Please guys, don't make it more difficult than it needs to be. :-) Don't even bother about sorting, you don't need to.


Hmm... 40 megs seems small enough that you could build a Set of the lines and then print them all back out. This would be way, way faster than doing O(n2) I/O work.

It would be something like this (ignoring exceptions):

public void stripDuplicatesFromFile(String filename) {
    BufferedReader reader = new BufferedReader(new FileReader(filename));
    Set<String> lines = new HashSet<String>(10000); // maybe should be bigger
    String line;
    while ((line = reader.readLine()) != null) {
        lines.add(line);
    }
    reader.close();
    BufferedWriter writer = new BufferedWriter(new FileWriter(filename));
    for (String unique : lines) {
        writer.write(unique);
        writer.newLine();
    }
    writer.close();
}

If the order is important, you could use a LinkedHashSet instead of a HashSet.

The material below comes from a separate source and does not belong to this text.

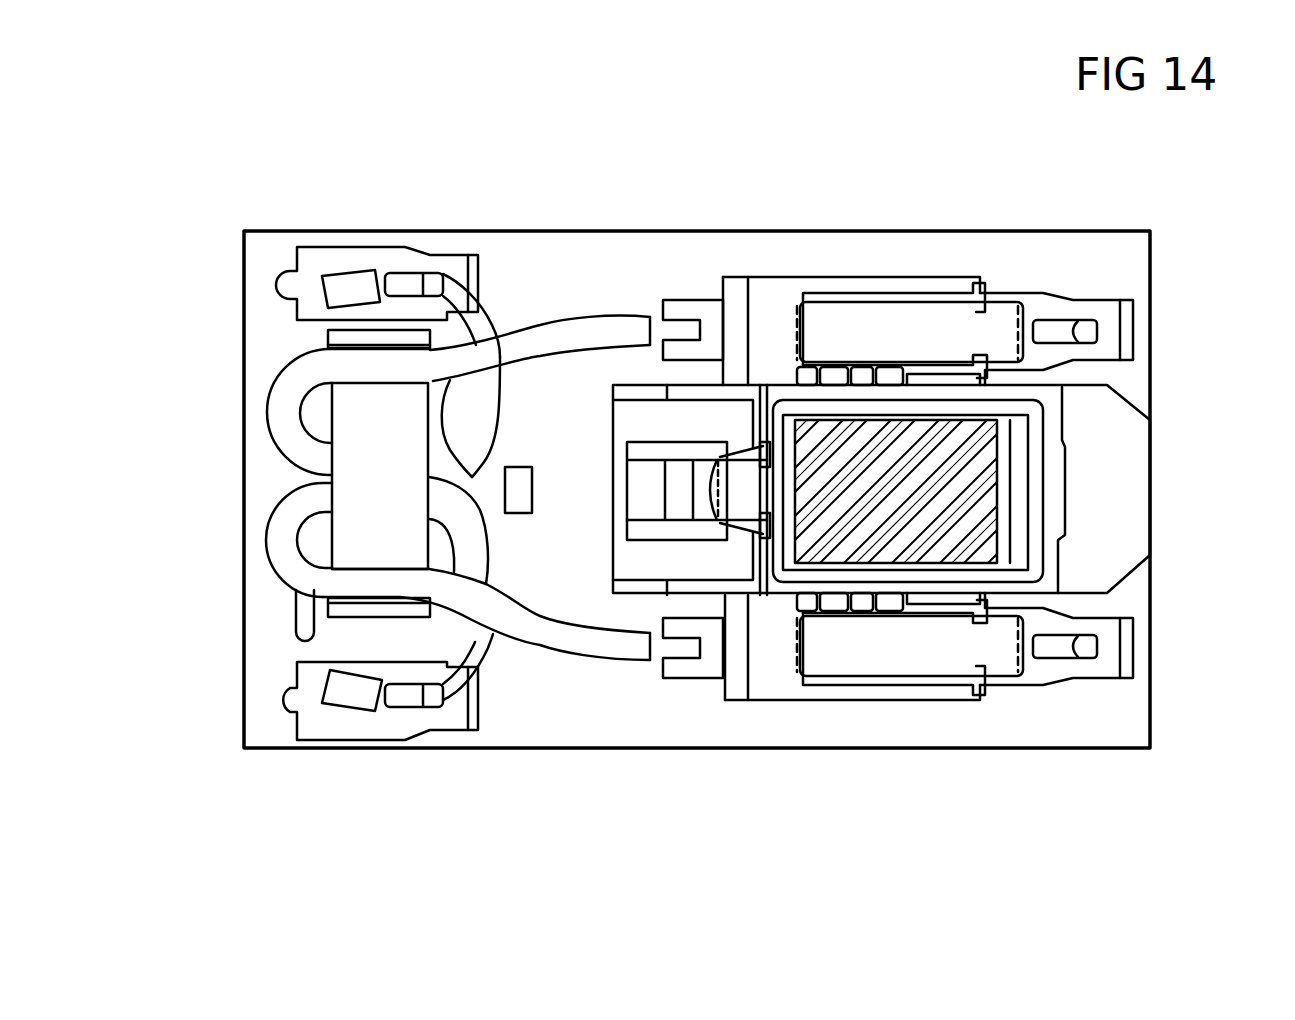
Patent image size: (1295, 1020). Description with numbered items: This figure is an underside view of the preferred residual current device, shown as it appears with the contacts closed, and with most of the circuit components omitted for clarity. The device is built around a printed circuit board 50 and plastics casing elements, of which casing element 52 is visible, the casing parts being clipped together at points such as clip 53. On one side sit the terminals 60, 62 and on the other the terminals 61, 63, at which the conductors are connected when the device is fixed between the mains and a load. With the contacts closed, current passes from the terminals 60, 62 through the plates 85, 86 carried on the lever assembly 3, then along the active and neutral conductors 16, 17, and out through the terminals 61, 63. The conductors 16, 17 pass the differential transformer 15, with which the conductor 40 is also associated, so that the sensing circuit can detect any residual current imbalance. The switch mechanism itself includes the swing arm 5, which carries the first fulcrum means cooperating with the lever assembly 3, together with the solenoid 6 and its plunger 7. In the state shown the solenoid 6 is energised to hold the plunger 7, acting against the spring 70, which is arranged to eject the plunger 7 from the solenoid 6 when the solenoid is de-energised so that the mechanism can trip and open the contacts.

Since the elements are stored by reference, the overhead of an extra linked list should be insignificant compared to the actual amount of data.

Edit: As Workshop Alex pointed out, if you don't mind making a temporary file, you can simply print out the lines as you read them. This allows you to use a simple HashSet instead of LinkedHashSet. But I doubt you'd notice the difference on an I/O bound operation like this one.